Dalam kuliahnya pada sebuah universitas di Jerman, Paus yang ke-265
ini memaparkan apa yang ia lihat sebagai sebuah “perbedaan besar” antara
Kristen dan Islam: Kristen didasarkan atas akal sedangkan Islam menolak
akal; Kristen memahami logika dari tindakan-tindakan Tuhan sementara
Islam mengingkari bahwa terdapat sejenis logika di dalam
tindakan-tindakan Allah.
Sebagai seorang Yahudi ateis, saya tidak bermaksud untuk memasuki
perdebatan ini. Adalah di luar kemampuan saya untuk memahami apa yang
dimaksud dengan logika oleh Paus.

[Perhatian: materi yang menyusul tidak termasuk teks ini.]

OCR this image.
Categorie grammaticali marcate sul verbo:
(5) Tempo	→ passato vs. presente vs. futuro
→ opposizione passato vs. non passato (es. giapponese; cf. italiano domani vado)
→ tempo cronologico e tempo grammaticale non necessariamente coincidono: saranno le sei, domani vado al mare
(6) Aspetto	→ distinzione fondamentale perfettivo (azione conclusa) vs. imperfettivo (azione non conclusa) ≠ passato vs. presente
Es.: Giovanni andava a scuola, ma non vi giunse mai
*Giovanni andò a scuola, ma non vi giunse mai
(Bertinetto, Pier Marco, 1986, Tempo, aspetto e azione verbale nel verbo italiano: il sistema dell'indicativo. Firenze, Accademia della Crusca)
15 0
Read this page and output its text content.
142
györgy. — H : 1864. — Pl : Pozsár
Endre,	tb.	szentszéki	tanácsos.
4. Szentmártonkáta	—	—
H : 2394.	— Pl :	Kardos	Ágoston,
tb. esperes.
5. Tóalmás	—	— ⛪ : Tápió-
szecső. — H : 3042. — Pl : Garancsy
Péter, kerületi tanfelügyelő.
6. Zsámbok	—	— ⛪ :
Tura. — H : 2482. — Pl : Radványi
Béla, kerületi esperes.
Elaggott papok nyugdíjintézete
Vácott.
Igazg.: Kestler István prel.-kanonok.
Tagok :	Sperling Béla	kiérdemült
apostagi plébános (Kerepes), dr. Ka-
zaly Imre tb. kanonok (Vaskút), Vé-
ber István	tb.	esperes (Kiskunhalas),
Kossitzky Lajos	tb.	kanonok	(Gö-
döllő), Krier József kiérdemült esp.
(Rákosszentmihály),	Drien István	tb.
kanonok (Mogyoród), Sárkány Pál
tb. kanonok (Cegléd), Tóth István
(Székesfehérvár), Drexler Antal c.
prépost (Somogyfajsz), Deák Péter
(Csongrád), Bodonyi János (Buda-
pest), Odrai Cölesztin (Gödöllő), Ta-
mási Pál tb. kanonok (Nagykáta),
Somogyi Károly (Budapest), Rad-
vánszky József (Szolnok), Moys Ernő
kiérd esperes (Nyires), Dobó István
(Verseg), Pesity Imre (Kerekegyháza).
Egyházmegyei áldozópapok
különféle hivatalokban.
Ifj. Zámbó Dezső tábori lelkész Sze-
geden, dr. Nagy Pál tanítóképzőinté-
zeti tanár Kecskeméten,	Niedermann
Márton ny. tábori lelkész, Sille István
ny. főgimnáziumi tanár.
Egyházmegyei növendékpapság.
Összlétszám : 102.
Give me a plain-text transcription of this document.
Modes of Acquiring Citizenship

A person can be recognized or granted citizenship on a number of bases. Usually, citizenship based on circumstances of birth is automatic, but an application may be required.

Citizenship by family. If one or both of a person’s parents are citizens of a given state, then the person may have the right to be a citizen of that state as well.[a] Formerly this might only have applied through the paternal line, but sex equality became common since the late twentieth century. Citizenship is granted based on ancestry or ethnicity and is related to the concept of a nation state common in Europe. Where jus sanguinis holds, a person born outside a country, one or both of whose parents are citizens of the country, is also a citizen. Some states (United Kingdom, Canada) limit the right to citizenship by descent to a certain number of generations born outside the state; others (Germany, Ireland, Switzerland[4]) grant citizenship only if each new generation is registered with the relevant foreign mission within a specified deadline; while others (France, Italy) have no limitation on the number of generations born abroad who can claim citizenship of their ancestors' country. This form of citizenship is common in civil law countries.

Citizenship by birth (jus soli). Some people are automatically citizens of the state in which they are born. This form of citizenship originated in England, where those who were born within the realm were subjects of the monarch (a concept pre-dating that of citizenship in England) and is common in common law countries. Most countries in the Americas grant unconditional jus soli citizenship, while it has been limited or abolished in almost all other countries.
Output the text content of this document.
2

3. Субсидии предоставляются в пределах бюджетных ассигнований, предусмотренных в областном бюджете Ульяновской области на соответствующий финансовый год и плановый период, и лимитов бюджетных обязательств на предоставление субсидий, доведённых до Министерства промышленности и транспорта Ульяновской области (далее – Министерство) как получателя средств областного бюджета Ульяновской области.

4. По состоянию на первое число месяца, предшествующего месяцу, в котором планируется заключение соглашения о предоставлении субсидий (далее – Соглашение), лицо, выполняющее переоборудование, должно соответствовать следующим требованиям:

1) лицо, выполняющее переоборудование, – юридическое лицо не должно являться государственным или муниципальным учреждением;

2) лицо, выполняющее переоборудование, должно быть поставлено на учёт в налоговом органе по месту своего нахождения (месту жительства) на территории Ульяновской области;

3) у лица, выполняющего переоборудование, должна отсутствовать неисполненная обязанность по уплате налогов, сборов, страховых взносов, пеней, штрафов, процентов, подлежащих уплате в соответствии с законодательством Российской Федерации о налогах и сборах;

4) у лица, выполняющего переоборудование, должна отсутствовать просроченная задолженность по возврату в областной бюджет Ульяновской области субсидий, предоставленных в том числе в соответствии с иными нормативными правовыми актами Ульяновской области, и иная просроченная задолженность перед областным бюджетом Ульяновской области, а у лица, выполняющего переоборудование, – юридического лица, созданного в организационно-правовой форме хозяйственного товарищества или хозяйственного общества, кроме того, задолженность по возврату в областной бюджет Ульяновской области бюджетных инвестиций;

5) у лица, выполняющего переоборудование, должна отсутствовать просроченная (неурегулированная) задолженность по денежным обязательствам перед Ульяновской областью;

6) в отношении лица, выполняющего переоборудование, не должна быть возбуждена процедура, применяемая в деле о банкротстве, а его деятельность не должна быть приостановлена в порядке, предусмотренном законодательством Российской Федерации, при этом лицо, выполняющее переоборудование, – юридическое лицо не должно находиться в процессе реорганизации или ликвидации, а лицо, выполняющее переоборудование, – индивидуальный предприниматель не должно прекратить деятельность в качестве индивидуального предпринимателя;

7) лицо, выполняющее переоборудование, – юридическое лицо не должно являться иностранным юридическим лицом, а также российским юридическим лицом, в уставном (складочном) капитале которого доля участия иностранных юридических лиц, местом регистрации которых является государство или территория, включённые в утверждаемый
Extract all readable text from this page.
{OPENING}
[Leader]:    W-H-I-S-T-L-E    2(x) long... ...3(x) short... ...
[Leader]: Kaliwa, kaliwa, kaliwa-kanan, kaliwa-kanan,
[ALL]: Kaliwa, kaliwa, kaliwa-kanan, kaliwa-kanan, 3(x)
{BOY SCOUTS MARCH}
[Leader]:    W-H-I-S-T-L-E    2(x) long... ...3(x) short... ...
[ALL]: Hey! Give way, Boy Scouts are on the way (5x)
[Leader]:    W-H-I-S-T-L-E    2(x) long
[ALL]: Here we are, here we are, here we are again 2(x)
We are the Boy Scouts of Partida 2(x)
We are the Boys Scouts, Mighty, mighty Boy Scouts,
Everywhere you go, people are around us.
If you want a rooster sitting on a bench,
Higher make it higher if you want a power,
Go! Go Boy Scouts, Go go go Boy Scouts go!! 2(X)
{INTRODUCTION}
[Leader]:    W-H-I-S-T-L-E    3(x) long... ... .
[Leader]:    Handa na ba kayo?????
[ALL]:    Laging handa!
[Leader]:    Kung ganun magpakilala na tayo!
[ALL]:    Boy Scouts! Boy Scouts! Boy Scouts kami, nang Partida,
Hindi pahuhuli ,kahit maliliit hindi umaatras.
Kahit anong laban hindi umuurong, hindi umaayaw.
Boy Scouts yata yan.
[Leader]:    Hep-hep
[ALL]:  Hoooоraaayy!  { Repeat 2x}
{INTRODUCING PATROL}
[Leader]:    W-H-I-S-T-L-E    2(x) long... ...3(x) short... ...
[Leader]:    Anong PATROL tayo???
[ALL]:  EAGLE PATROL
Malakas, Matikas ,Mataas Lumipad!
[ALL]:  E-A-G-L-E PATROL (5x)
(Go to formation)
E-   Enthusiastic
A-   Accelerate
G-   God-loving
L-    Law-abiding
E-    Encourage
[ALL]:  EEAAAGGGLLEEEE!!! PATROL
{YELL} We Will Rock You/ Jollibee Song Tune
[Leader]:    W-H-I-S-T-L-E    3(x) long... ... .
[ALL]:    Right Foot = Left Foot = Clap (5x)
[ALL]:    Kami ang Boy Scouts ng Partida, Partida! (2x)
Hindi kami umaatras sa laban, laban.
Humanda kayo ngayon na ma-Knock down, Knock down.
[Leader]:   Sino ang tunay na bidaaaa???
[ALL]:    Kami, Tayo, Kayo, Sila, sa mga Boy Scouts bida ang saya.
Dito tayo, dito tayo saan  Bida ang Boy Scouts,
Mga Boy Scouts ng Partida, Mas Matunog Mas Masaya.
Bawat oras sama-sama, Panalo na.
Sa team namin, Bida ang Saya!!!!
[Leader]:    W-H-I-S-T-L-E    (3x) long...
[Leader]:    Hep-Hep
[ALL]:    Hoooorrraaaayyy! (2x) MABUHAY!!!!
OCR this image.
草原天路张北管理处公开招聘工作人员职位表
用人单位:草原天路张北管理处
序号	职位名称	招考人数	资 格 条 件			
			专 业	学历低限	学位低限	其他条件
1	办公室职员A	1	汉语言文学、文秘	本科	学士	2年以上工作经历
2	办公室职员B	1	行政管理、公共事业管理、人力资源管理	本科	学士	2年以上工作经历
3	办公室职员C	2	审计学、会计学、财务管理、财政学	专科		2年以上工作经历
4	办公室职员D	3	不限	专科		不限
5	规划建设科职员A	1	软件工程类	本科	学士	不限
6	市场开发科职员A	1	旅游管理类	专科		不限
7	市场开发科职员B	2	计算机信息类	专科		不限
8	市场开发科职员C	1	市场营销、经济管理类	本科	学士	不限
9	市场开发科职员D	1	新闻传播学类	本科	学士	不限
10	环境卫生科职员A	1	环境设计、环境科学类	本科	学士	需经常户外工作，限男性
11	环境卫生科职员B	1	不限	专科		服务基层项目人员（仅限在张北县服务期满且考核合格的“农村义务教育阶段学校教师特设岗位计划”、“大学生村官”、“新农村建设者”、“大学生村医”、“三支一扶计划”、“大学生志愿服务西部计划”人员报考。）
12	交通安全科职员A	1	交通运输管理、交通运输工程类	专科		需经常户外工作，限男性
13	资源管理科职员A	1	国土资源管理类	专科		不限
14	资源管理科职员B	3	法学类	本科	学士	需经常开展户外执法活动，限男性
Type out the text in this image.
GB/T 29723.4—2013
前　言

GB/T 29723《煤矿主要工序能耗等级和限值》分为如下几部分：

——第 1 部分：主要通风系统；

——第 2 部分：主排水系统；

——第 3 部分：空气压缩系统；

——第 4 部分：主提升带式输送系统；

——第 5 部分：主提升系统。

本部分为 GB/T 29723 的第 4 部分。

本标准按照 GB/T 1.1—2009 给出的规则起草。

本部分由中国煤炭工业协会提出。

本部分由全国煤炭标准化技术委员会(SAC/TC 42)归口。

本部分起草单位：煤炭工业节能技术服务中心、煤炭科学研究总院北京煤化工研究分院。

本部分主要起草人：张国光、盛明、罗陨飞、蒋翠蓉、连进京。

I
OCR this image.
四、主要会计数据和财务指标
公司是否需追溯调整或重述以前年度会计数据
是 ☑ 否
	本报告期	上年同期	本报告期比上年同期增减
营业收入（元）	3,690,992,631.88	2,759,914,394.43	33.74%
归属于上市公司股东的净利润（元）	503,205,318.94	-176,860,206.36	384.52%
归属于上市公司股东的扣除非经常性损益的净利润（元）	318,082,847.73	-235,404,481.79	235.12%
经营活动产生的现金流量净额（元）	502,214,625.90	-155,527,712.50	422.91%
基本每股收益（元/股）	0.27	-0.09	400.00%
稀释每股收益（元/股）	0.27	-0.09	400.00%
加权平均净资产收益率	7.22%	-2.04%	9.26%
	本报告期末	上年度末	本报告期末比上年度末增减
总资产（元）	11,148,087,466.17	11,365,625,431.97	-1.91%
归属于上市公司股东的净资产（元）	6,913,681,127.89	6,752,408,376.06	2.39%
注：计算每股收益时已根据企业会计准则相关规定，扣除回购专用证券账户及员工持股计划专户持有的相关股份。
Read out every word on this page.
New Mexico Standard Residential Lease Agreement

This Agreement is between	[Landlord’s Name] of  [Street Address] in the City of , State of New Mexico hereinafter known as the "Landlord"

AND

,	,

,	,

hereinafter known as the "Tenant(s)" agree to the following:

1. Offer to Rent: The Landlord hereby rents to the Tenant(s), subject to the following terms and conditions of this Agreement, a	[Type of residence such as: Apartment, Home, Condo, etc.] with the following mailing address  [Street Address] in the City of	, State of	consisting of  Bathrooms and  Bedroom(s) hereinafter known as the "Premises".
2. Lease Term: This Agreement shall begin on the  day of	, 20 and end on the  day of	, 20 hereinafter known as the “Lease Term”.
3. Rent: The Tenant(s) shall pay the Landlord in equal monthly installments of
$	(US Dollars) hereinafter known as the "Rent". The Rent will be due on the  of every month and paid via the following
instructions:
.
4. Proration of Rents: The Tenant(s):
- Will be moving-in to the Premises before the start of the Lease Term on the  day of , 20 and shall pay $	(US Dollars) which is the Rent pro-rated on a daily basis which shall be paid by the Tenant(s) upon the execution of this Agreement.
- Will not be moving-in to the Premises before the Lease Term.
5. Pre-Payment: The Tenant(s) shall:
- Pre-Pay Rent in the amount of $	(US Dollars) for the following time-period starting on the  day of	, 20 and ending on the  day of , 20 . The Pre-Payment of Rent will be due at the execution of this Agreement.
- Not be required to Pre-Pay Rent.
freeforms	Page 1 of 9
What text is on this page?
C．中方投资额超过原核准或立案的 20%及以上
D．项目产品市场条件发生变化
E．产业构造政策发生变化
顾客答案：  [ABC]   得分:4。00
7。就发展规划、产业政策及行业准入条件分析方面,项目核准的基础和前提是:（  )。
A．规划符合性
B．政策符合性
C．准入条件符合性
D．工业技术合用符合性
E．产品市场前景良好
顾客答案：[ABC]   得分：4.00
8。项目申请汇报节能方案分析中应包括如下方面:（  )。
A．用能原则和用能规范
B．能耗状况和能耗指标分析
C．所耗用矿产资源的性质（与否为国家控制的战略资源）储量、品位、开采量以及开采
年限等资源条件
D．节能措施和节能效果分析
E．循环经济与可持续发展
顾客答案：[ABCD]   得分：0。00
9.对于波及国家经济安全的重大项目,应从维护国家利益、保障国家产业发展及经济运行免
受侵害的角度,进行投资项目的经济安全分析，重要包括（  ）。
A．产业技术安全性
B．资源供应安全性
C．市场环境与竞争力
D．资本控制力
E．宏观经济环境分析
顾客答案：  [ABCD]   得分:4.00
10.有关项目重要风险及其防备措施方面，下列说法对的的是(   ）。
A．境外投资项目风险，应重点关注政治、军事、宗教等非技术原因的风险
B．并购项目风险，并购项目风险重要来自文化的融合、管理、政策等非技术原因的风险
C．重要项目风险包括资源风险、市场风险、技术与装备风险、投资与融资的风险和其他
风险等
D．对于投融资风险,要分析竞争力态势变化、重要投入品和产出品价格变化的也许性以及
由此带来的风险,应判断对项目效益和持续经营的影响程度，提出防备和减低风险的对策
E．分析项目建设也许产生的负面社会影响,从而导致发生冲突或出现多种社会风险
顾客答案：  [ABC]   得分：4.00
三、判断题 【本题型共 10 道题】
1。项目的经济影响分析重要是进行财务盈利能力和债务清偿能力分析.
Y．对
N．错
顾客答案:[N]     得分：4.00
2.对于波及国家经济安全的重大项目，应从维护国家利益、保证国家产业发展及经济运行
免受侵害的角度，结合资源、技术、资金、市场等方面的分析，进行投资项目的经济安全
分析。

Namun, saya tidak dapat melewatkan satu
bagian yang menjadi perhatian saya sebagai seorang Israel yang hidup
dekat dengan inkonsistensi “perang peradaban” ini.
Untuk membuktikan bahwa Islam tidak menghargai akal, Paus menyatakan
bahwa Nabi Muhammad memerintahkan para pengikutnya untuk menyebarkan
agama mereka melalui jalan pedang. Menurut Paus, hal tersebut tidaklah
rasional karena iman lahir dari dalam jiwa, bukan dari tubuh. Bagaimana
pedang dapat mempengaruhi jiwa?
Untuk mendukung pendapatnya ini, Paus mengutip—dari banyak kutipan
yang mungkin—seorang kaisar Byzantium, yang tentu saja merupakan rival
Gereja Timur (Ortodoks). Pada akhir abad ke-14, sang kaisar tersebut,
Manuel II Palaeologus bercerita tentang sebuah perdebatan—peristiwa ini
diragukan pernah terjadi—antara dirinya dengan seorang ulama Muslim asal
Persia yang namanya tidak disebutkan.
Di tengah panasnya perdebatan tersebut, sang kaisar (berdasarkan
ceritanya sendiri) mengucapkan kata-kata berikut kepada lawan debatnya
tersebut.
“Tunjukkan kepadaku ajaran baru yang Muhammad bawa, dan pasti kamu
tidak akan mendapatkan apa pun kecuali hal-hal yang jahat dan
anti-kemanusiaan, seperti perintahnya untuk menyebarkan apa yang dia sampaikan
melalui pedang.”
Perkataan di atas memunculkan tiga pertanyaan: [a] kenapa sang
kaisar berkata seperti itu; [b] apakah perkataan itu benar adanya; dan [c]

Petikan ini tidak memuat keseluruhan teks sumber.